5.5. The Full Binary Tree Theorem (optional)¶
Some binary tree implementations store data only at the leaf nodes, using the internal nodes to provide structure to the tree. By definition, a leaf node does not need to store pointers to its (empty) children. More generally, binary tree implementations might require some amount of space for internal nodes, and a different amount for leaf nodes. Thus, to compute the space required by such implementations, it is useful to know the minimum and maximum fraction of the nodes that are leaves in a tree containing \(n\) internal nodes.
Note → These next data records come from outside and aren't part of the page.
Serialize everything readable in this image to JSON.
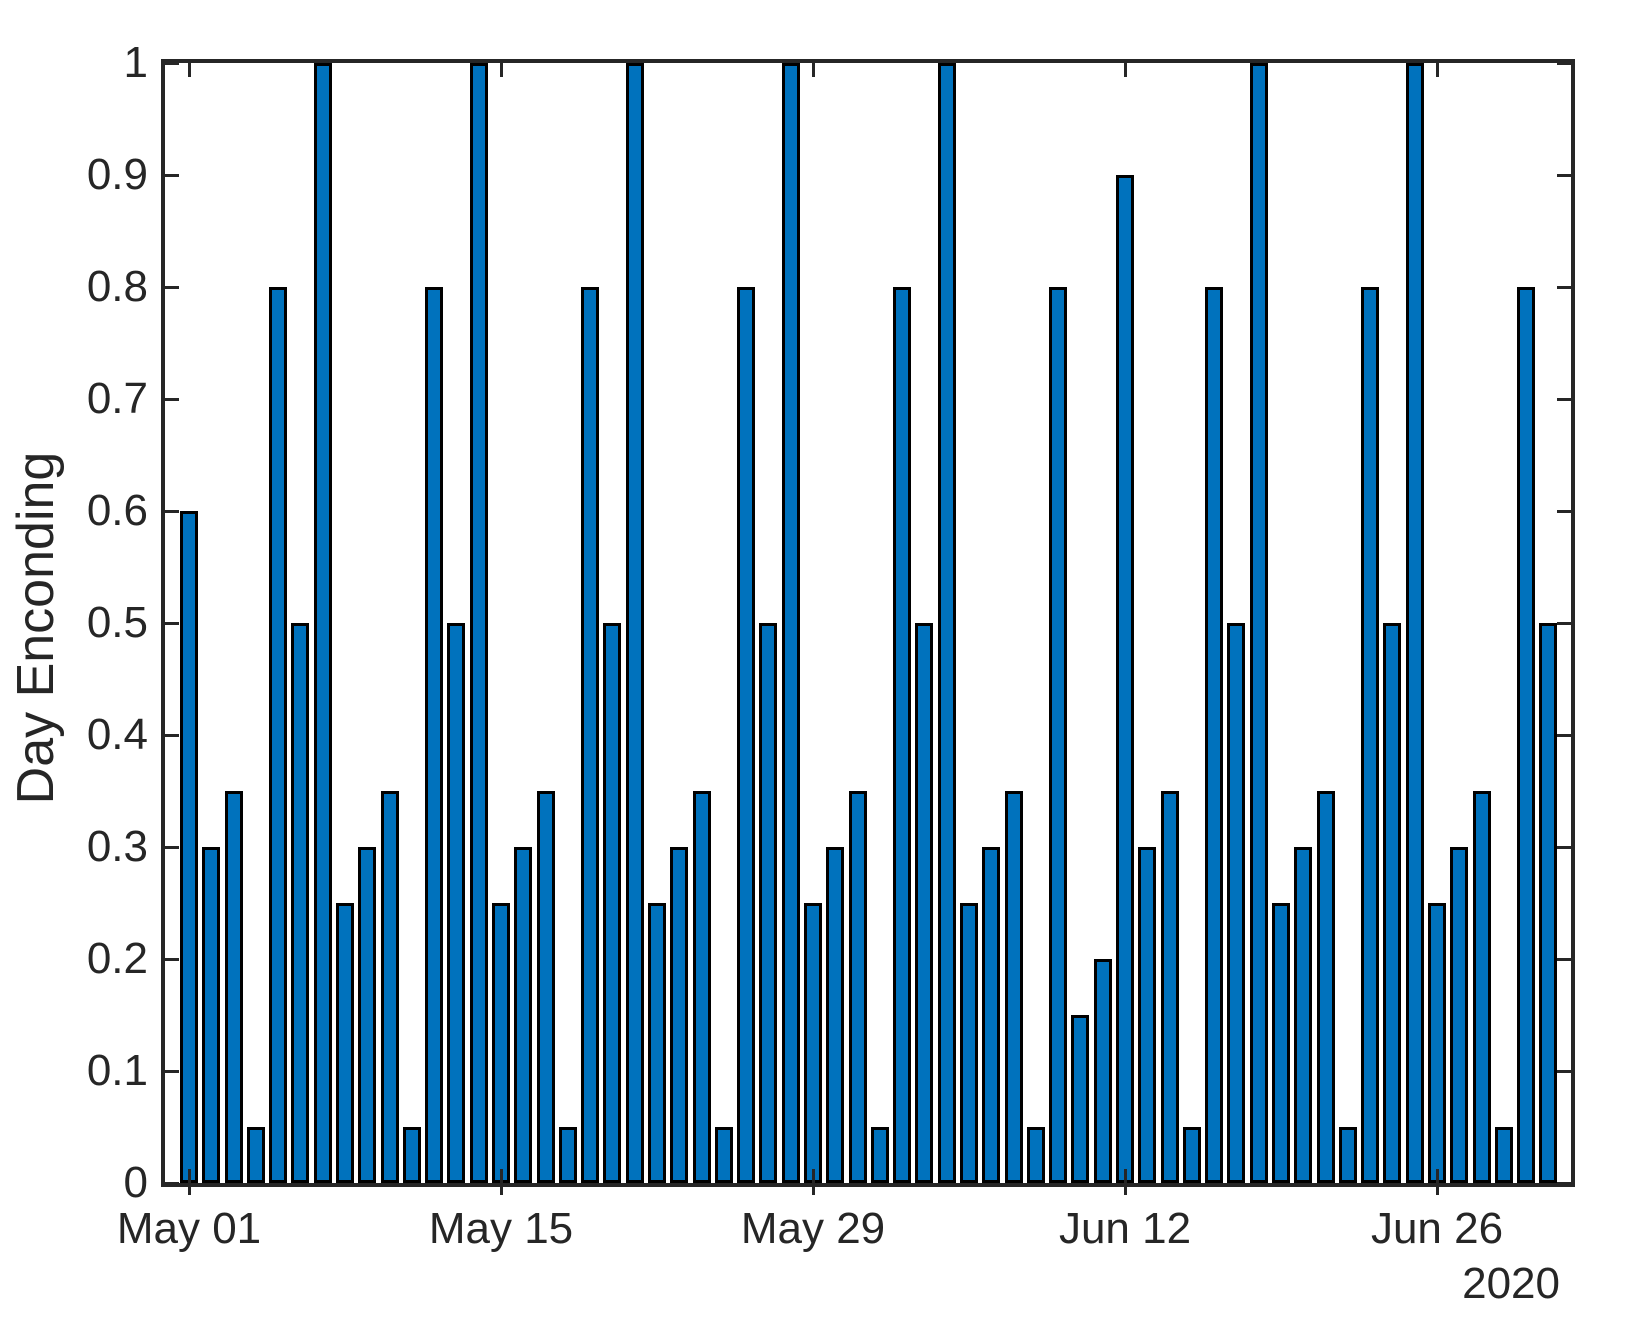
{
  "figure": {
    "background": "#ffffff",
    "text_color": "#262626"
  },
  "chart_data": {
    "type": "bar",
    "title": "",
    "xlabel": "",
    "ylabel": "Day Enconding",
    "secondary_xlabel": "2020",
    "ylim": [
      0,
      1
    ],
    "grid": false,
    "legend": null,
    "bar_face_color": "#0072BD",
    "bar_edge_color": "#000000",
    "axis_color": "#262626",
    "yticks": [
      {
        "value": 0,
        "label": "0"
      },
      {
        "value": 0.1,
        "label": "0.1"
      },
      {
        "value": 0.2,
        "label": "0.2"
      },
      {
        "value": 0.3,
        "label": "0.3"
      },
      {
        "value": 0.4,
        "label": "0.4"
      },
      {
        "value": 0.5,
        "label": "0.5"
      },
      {
        "value": 0.6,
        "label": "0.6"
      },
      {
        "value": 0.7,
        "label": "0.7"
      },
      {
        "value": 0.8,
        "label": "0.8"
      },
      {
        "value": 0.9,
        "label": "0.9"
      },
      {
        "value": 1,
        "label": "1"
      }
    ],
    "xticks": [
      {
        "index": 0,
        "label": "May 01"
      },
      {
        "index": 14,
        "label": "May 15"
      },
      {
        "index": 28,
        "label": "May 29"
      },
      {
        "index": 42,
        "label": "Jun 12"
      },
      {
        "index": 56,
        "label": "Jun 26"
      }
    ],
    "dates": [
      "2020-05-01",
      "2020-05-02",
      "2020-05-03",
      "2020-05-04",
      "2020-05-05",
      "2020-05-06",
      "2020-05-07",
      "2020-05-08",
      "2020-05-09",
      "2020-05-10",
      "2020-05-11",
      "2020-05-12",
      "2020-05-13",
      "2020-05-14",
      "2020-05-15",
      "2020-05-16",
      "2020-05-17",
      "2020-05-18",
      "2020-05-19",
      "2020-05-20",
      "2020-05-21",
      "2020-05-22",
      "2020-05-23",
      "2020-05-24",
      "2020-05-25",
      "2020-05-26",
      "2020-05-27",
      "2020-05-28",
      "2020-05-29",
      "2020-05-30",
      "2020-05-31",
      "2020-06-01",
      "2020-06-02",
      "2020-06-03",
      "2020-06-04",
      "2020-06-05",
      "2020-06-06",
      "2020-06-07",
      "2020-06-08",
      "2020-06-09",
      "2020-06-10",
      "2020-06-11",
      "2020-06-12",
      "2020-06-13",
      "2020-06-14",
      "2020-06-15",
      "2020-06-16",
      "2020-06-17",
      "2020-06-18",
      "2020-06-19",
      "2020-06-20",
      "2020-06-21",
      "2020-06-22",
      "2020-06-23",
      "2020-06-24",
      "2020-06-25",
      "2020-06-26",
      "2020-06-27",
      "2020-06-28",
      "2020-06-29",
      "2020-06-30",
      "2020-07-01"
    ],
    "values": [
      0.6,
      0.3,
      0.35,
      0.05,
      0.8,
      0.5,
      1,
      0.25,
      0.3,
      0.35,
      0.05,
      0.8,
      0.5,
      1,
      0.25,
      0.3,
      0.35,
      0.05,
      0.8,
      0.5,
      1,
      0.25,
      0.3,
      0.35,
      0.05,
      0.8,
      0.5,
      1,
      0.25,
      0.3,
      0.35,
      0.05,
      0.8,
      0.5,
      1,
      0.25,
      0.3,
      0.35,
      0.05,
      0.8,
      0.15,
      0.2,
      0.9,
      0.3,
      0.35,
      0.05,
      0.8,
      0.5,
      1,
      0.25,
      0.3,
      0.35,
      0.05,
      0.8,
      0.5,
      1,
      0.25,
      0.3,
      0.35,
      0.05,
      0.8,
      0.5
    ]
  }
}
Unfortunately, this fraction is not fixed. A binary tree of \(n\) internal nodes might have only one leaf. This occurs when the internal nodes are arranged in a chain ending in a single leaf as shown in Figure 5.6.1. In this example, the number of leaves is low because each internal node has only one non-empty child. To find an upper bound on the number of leaves for a tree of \(n\) internal nodes, first note that the upper bound will occur when each internal node has two non-empty children, that is, when the tree is full. However, this observation does not tell what shape of tree will yield the highest percentage of non-empty leaves. It turns out not to matter, because all full binary trees with \(n\) internal nodes have the same number of leaves. This fact allows us to compute the space requirements for a full binary tree implementation whose leaves require a different amount of space from its internal nodes.
Theorem 5.6.1
Full Binary Tree Theorem: The number of leaves in a non-empty full binary tree is one more than the number of internal nodes.
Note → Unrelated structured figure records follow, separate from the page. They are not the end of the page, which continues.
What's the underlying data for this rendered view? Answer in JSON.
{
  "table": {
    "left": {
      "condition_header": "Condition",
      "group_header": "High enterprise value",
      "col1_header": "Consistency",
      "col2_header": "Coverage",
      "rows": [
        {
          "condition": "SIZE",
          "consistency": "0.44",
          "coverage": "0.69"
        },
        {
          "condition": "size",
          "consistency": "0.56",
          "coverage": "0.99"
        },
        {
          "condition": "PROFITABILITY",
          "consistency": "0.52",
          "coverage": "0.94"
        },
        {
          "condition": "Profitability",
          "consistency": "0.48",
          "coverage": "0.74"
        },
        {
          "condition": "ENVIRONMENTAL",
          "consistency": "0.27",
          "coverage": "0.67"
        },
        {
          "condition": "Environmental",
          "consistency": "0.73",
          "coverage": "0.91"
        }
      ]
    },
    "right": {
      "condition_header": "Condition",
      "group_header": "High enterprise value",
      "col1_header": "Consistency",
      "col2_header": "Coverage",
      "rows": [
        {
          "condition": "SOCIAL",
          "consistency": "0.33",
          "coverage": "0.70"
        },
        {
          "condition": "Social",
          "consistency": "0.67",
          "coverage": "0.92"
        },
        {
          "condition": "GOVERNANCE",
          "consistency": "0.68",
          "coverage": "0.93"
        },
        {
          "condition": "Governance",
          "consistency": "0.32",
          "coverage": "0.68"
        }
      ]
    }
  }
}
Proof: The proof is by mathematical induction on \(n\), the number of internal nodes. This is an example of the style of induction proof where we reduce from an arbitrary instance of size \(n\) to an instance of size \(n-1\) that meets the induction hypothesis.
Base Cases: The non-empty tree with zero internal nodes has one leaf node. A full binary tree with one internal node has two leaf nodes. Thus, the base cases for \(n = 0\) and \(n = 1\) conform to the theorem.
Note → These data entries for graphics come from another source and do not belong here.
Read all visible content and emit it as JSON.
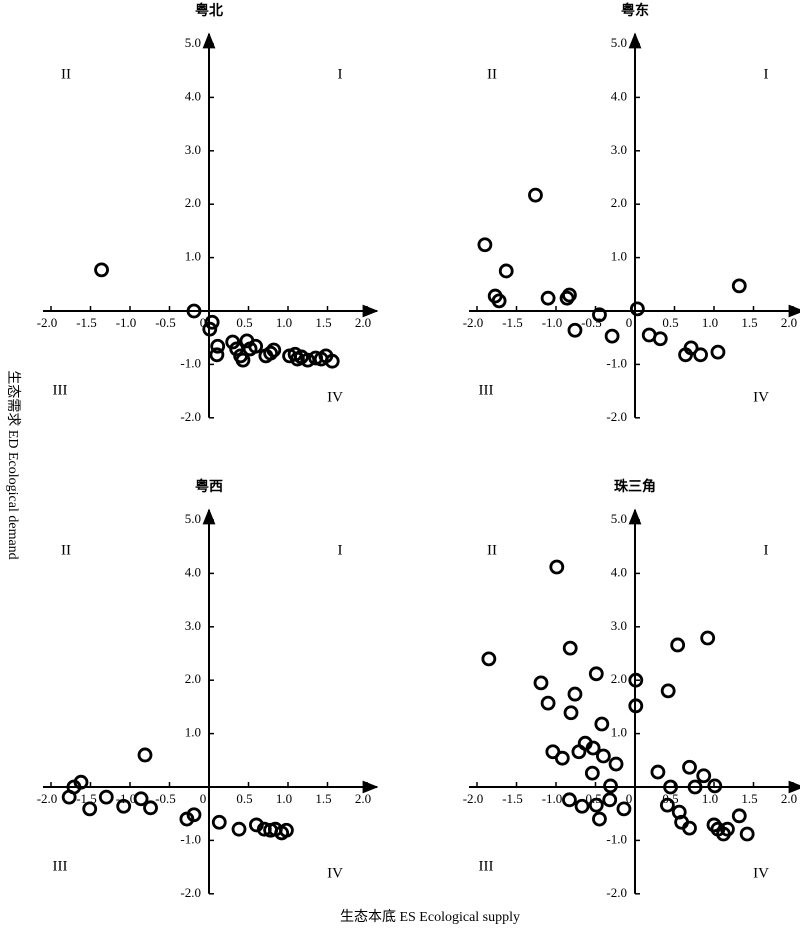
{
  "y_label": "生态需求 ED  Ecological demand",
  "x_label": "生态本底 ES  Ecological supply",
  "chart_data": [
    {
      "type": "scatter",
      "title": "粤北",
      "color": "#000000",
      "quadrant_labels": [
        "I",
        "II",
        "III",
        "IV"
      ],
      "xlim": [
        -2,
        2
      ],
      "ylim": [
        -2,
        5
      ],
      "xticks": [
        {
          "value": -2,
          "label": "-2.0"
        },
        {
          "value": -1.5,
          "label": "-1.5"
        },
        {
          "value": -1,
          "label": "-1.0"
        },
        {
          "value": -0.5,
          "label": "-0.5"
        },
        0,
        {
          "value": 0.5,
          "label": "0.5"
        },
        {
          "value": 1,
          "label": "1.0"
        },
        {
          "value": 1.5,
          "label": "1.5"
        },
        {
          "value": 2,
          "label": "2.0"
        }
      ],
      "yticks": [
        {
          "value": -2,
          "label": "-2.0"
        },
        {
          "value": -1,
          "label": "-1.0"
        },
        {
          "value": 1,
          "label": "1.0"
        },
        {
          "value": 2,
          "label": "2.0"
        },
        {
          "value": 3,
          "label": "3.0"
        },
        {
          "value": 4,
          "label": "4.0"
        },
        {
          "value": 5,
          "label": "5.0"
        }
      ],
      "x": [
        -1.36,
        -0.19,
        0.01,
        0.04,
        0.11,
        0.1,
        0.3,
        0.35,
        0.4,
        0.43,
        0.48,
        0.52,
        0.59,
        0.72,
        0.78,
        0.82,
        1.02,
        1.09,
        1.12,
        1.17,
        1.25,
        1.35,
        1.42,
        1.48,
        1.56
      ],
      "y": [
        0.77,
        0.0,
        -0.34,
        -0.21,
        -0.66,
        -0.82,
        -0.58,
        -0.71,
        -0.84,
        -0.92,
        -0.56,
        -0.71,
        -0.66,
        -0.84,
        -0.79,
        -0.73,
        -0.84,
        -0.81,
        -0.9,
        -0.86,
        -0.92,
        -0.88,
        -0.9,
        -0.84,
        -0.94
      ]
    },
    {
      "type": "scatter",
      "title": "粤东",
      "color": "#000000",
      "quadrant_labels": [
        "I",
        "II",
        "III",
        "IV"
      ],
      "xlim": [
        -2,
        2
      ],
      "ylim": [
        -2,
        5
      ],
      "xticks": [
        {
          "value": -2,
          "label": "-2.0"
        },
        {
          "value": -1.5,
          "label": "-1.5"
        },
        {
          "value": -1,
          "label": "-1.0"
        },
        {
          "value": -0.5,
          "label": "-0.5"
        },
        0,
        {
          "value": 0.5,
          "label": "0.5"
        },
        {
          "value": 1,
          "label": "1.0"
        },
        {
          "value": 1.5,
          "label": "1.5"
        },
        {
          "value": 2,
          "label": "2.0"
        }
      ],
      "yticks": [
        {
          "value": -2,
          "label": "-2.0"
        },
        {
          "value": -1,
          "label": "-1.0"
        },
        {
          "value": 1,
          "label": "1.0"
        },
        {
          "value": 2,
          "label": "2.0"
        },
        {
          "value": 3,
          "label": "3.0"
        },
        {
          "value": 4,
          "label": "4.0"
        },
        {
          "value": 5,
          "label": "5.0"
        }
      ],
      "x": [
        -1.9,
        -1.26,
        -1.63,
        -1.77,
        -1.72,
        -1.1,
        -0.86,
        -0.83,
        -0.76,
        -0.45,
        -0.29,
        0.03,
        0.18,
        0.32,
        0.64,
        0.71,
        0.83,
        1.05,
        1.32
      ],
      "y": [
        1.24,
        2.17,
        0.75,
        0.28,
        0.19,
        0.24,
        0.24,
        0.3,
        -0.36,
        -0.07,
        -0.47,
        0.04,
        -0.45,
        -0.52,
        -0.82,
        -0.69,
        -0.82,
        -0.77,
        0.47
      ]
    },
    {
      "type": "scatter",
      "title": "粤西",
      "color": "#000000",
      "quadrant_labels": [
        "I",
        "II",
        "III",
        "IV"
      ],
      "xlim": [
        -2,
        2
      ],
      "ylim": [
        -2,
        5
      ],
      "xticks": [
        {
          "value": -2,
          "label": "-2.0"
        },
        {
          "value": -1.5,
          "label": "-1.5"
        },
        {
          "value": -1,
          "label": "-1.0"
        },
        {
          "value": -0.5,
          "label": "-0.5"
        },
        0,
        {
          "value": 0.5,
          "label": "0.5"
        },
        {
          "value": 1,
          "label": "1.0"
        },
        {
          "value": 1.5,
          "label": "1.5"
        },
        {
          "value": 2,
          "label": "2.0"
        }
      ],
      "yticks": [
        {
          "value": -2,
          "label": "-2.0"
        },
        {
          "value": -1,
          "label": "-1.0"
        },
        {
          "value": 1,
          "label": "1.0"
        },
        {
          "value": 2,
          "label": "2.0"
        },
        {
          "value": 3,
          "label": "3.0"
        },
        {
          "value": 4,
          "label": "4.0"
        },
        {
          "value": 5,
          "label": "5.0"
        }
      ],
      "x": [
        -1.77,
        -1.71,
        -1.62,
        -1.51,
        -1.3,
        -1.08,
        -0.86,
        -0.81,
        -0.74,
        -0.28,
        -0.19,
        0.13,
        0.38,
        0.6,
        0.7,
        0.78,
        0.84,
        0.92,
        0.98
      ],
      "y": [
        -0.19,
        0.0,
        0.09,
        -0.41,
        -0.19,
        -0.36,
        -0.22,
        0.6,
        -0.39,
        -0.6,
        -0.52,
        -0.66,
        -0.79,
        -0.71,
        -0.79,
        -0.81,
        -0.79,
        -0.86,
        -0.81
      ]
    },
    {
      "type": "scatter",
      "title": "珠三角",
      "color": "#000000",
      "quadrant_labels": [
        "I",
        "II",
        "III",
        "IV"
      ],
      "xlim": [
        -2,
        2
      ],
      "ylim": [
        -2,
        5
      ],
      "xticks": [
        {
          "value": -2,
          "label": "-2.0"
        },
        {
          "value": -1.5,
          "label": "-1.5"
        },
        {
          "value": -1,
          "label": "-1.0"
        },
        {
          "value": -0.5,
          "label": "-0.5"
        },
        0,
        {
          "value": 0.5,
          "label": "0.5"
        },
        {
          "value": 1,
          "label": "1.0"
        },
        {
          "value": 1.5,
          "label": "1.5"
        },
        {
          "value": 2,
          "label": "2.0"
        }
      ],
      "yticks": [
        {
          "value": -2,
          "label": "-2.0"
        },
        {
          "value": -1,
          "label": "-1.0"
        },
        {
          "value": 1,
          "label": "1.0"
        },
        {
          "value": 2,
          "label": "2.0"
        },
        {
          "value": 3,
          "label": "3.0"
        },
        {
          "value": 4,
          "label": "4.0"
        },
        {
          "value": 5,
          "label": "5.0"
        }
      ],
      "x": [
        -1.85,
        -0.99,
        -0.82,
        -1.19,
        -0.76,
        -1.1,
        -0.81,
        -0.49,
        -0.42,
        -1.04,
        -0.92,
        -0.71,
        -0.63,
        -0.53,
        -0.4,
        -0.24,
        -0.54,
        -0.31,
        -0.83,
        -0.67,
        -0.49,
        -0.45,
        -0.32,
        -0.14,
        0.01,
        0.01,
        0.42,
        0.54,
        0.92,
        0.29,
        0.69,
        0.45,
        0.41,
        0.56,
        0.59,
        0.69,
        0.76,
        0.87,
        1.01,
        1.0,
        1.05,
        1.12,
        1.17,
        1.32,
        1.42
      ],
      "y": [
        2.4,
        4.12,
        2.6,
        1.95,
        1.74,
        1.57,
        1.39,
        2.12,
        1.18,
        0.66,
        0.54,
        0.66,
        0.82,
        0.73,
        0.58,
        0.43,
        0.26,
        0.02,
        -0.24,
        -0.36,
        -0.34,
        -0.6,
        -0.24,
        -0.41,
        2.0,
        1.52,
        1.8,
        2.66,
        2.79,
        0.28,
        0.37,
        0.0,
        -0.34,
        -0.47,
        -0.66,
        -0.77,
        0.0,
        0.21,
        0.02,
        -0.71,
        -0.79,
        -0.88,
        -0.79,
        -0.54,
        -0.88
      ]
    }
  ]
}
Induction Hypothesis: Assume that any full binary tree \(\mathbf{T}\) containing \(n-1\) internal nodes has \(n\) leaves.
Induction Step: Given tree \(\mathbf{T}\) with \(n\) internal nodes, select an internal node \(I\) whose children are both leaf nodes. Remove both of \(I\)’s children, making \(I\) a leaf node. Call the new tree \(\mathbf{T}'\). \(\mathbf{T}'\) has \(n-1\) internal nodes. From the induction hypothesis, \(\mathbf{T}'\) has \(n\) leaves. Now, restore \(I\)’s two children. We once again have tree \(\mathbf{T}\) with \(n\) internal nodes. How many leaves does \(\mathbf{T}\) have? Because \(\mathbf{T}'\) has \(n\) leaves, adding the two children yields \(n+2\). However, node \(I\) counted as one of the leaves in \(\mathbf{T}'\) and has now become an internal node. Thus, tree \(\mathbf{T}\) has \(n+1\) leaf nodes and \(n\) internal nodes.
By mathematical induction the theorem holds for all values of \(n > 0\).
When analyzing the space requirements for a binary tree implementation, it is useful to know how many empty subtrees a tree contains. A simple extension of the Full Binary Tree Theorem tells us exactly how many empty subtrees there are in any binary tree, whether full or not. Here are two approaches to proving the following theorem, and each suggests a useful way of thinking about binary trees.
Theorem 5.6.2
The number of empty subtrees in a non-empty binary tree is one more than the number of nodes in the tree.
Proof 1: Take an arbitrary binary tree \(\mathbf{T}\) and replace every empty subtree with a leaf node. Call the new tree \(\mathbf{T}'\). All nodes originally in \(\mathbf{T}\) will be internal nodes in \(\mathbf{T}'\) (because even the leaf nodes of \(\mathbf{T}\) have children in \(\mathbf{T}'\)). \(\mathbf{T}'\) is a full binary tree, because every internal node of \(\mathbf{T}\) now must have two children in \(\mathbf{T}'\), and each leaf node in \(\mathbf{T}\) must have two children in \(\mathbf{T}'\) (the leaves just added). The Full Binary Tree Theorem tells us that the number of leaves in a full binary tree is one more than the number of internal nodes. Thus, the number of new leaves that were added to create \(\mathbf{T}'\) is one more than the number of nodes in \(\mathbf{T}\). Each leaf node in \(\mathbf{T}'\) corresponds to an empty subtree in \(\mathbf{T}\). Thus, the number of empty subtrees in \(\mathbf{T}\) is one more than the number of nodes in \(\mathbf{T}\).
Proof 2: By definition, every node in binary tree \(\mathbf{T}\) has two children, for a total of \(2n\) children in a tree of \(n\) nodes. Every node except the root node has one parent, for a total of \(n-1\) nodes with parents. In other words, there are \(n-1\) non-empty children. Because the total number of children is \(2n\), the remaining \(n+1\) children must be empty.